Yellow Mama: 75 Years of Capital Punishment in Alabama

For 75 years, capital punishment was carried out by electrocution in the state of Alabama. From 1927 to 2002, executions took place in Alabama’s one and only electric chair, painted bright yellow. This is the history of that chair, nicknamed “Yellow Mama.”

Public hangings were common in Alabama during the frontier days and most of the 1800s. By 1900, most hangings were conducted in private by the sheriff of each county. In 1923, state legislation abolished hanging and gave the power of excution solely to the state. This legislation also designated electrocution as the new method.

The state penitentiary system of Alabama was well established by 1923 and Kilby Prison was brand new. It was a multimillion dollar facility built a few miles north of Montgomery at Mount Meigs. Kilby was chosen to handle all electrocutions. Thus began the era of Yellow Mama.
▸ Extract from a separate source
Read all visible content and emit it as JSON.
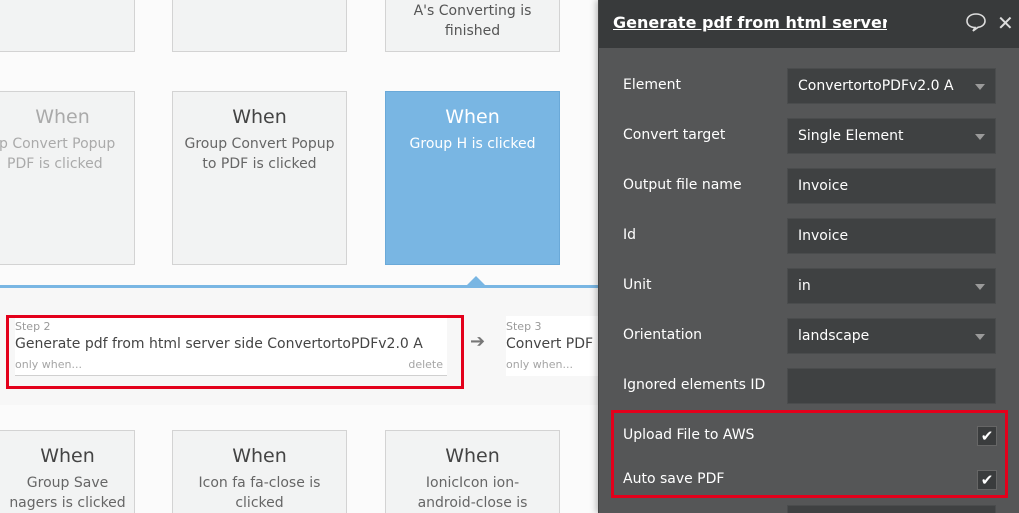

Yellow Mama was built of solid oak by a convict named Ed Mason. Originally from England, Mason was housed at Kilby while serving a sentence on grand larceny. Knowing that Mason was a master carpenter, he was asked by the warden at Kilby to build a wooden chair suitable for electrocutions. It wasn’t uncommon for prisoners to build a state’s electric chair in that era. As a way of thanking Mason for building the chair, he was given a 30 day pass from the facility. He failed to return. He was found later housed in a prison in New York for an offense similar to the one that had landed him in prison in Alabama.